Accessiblity and performance issue on
Incident Report for Qubole
Devops has confirmed that they are no longer seeing the errors on the DB. Currently the application is able to connect to DB and is up and working fine. Currently Query hist, Cluster start, stop and Read only replica of Primary DB are up and running.
Posted Jun 22, 2021 - 11:57 PDT
The RDS DB seems to have hit the maximum limit of DB size for instances. As per recommendation from AWS, DevOps team are upgrading the instances, and are currently generating a backup of older instances, so that they can restore that backup on a newer instance with higher configuration.
Posted Jun 22, 2021 - 08:00 PDT
Devops is still continuing to troubleshoot issues with databases. Currently the production rstore read replica DB is erroring out, due to  which there are various issues being encountered. Devops is actively working on these issues and are looking forward to a resolution at the earliest.
Posted Jun 22, 2021 - 04:00 PDT
Devops team is continuing their effort in moving out the DB table dump from one of the impacted tables.

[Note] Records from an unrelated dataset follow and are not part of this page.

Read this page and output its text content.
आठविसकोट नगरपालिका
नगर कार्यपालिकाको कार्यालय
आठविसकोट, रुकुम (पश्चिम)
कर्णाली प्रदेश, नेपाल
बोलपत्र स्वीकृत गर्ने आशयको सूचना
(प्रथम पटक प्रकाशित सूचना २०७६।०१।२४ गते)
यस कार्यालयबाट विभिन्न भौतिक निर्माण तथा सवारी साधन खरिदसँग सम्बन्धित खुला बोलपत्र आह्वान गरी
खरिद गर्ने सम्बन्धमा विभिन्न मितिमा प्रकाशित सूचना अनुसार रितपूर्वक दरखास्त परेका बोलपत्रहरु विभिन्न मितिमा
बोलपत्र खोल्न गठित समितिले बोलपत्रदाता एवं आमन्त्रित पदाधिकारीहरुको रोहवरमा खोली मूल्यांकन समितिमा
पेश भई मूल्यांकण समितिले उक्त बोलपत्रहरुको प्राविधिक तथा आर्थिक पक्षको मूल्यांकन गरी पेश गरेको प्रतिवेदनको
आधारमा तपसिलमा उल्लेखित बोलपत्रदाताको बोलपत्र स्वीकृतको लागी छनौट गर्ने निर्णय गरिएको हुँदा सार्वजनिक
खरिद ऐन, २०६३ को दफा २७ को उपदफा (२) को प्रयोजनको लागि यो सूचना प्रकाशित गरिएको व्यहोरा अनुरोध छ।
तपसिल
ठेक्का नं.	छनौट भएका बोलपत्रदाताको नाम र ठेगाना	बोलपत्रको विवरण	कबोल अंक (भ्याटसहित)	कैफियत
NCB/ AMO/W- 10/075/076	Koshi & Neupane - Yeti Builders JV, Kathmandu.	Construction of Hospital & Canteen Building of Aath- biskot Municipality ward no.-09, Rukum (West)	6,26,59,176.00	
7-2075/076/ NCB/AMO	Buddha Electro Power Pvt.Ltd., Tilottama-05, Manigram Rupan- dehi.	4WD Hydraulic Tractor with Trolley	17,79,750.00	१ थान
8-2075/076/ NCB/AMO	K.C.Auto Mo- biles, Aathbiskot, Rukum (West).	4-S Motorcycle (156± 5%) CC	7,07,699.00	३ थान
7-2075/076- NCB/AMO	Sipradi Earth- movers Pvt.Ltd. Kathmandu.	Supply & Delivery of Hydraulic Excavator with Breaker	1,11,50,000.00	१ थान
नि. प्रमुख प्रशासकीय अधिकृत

Once the data dump is completed, Devops will be able to free up some space which will help in resolving the issue.
Posted Jun 22, 2021 - 00:04 PDT
Devops has identified issue with the production-rstore due to table space issue, and has reached out to AWS support to resolve the issue. Currently Ddevops is moving out the old table to get some space, as Increasing the file system is a complex process at this stage.
Posted Jun 21, 2021 - 20:02 PDT
Devops was able to identify an issue with the EKS Cluster, and they could see the qds api are failing from the logs. Currently the team is still troubleshooting and as next step are working on restarting the pods associated with EKS cluster.
Posted Jun 21, 2021 - 16:05 PDT
Investigating is currently seeing some degraded performance, and is returning errors during access. At this time failures appear to be partial and intermittent, but Devops is investigating.
Posted Jun 21, 2021 - 12:10 PDT
This incident affected: Environment (AWS) (Site Availability, QDS API, Command Processing, Qubole Scheduler, Cluster Operations, Notebooks).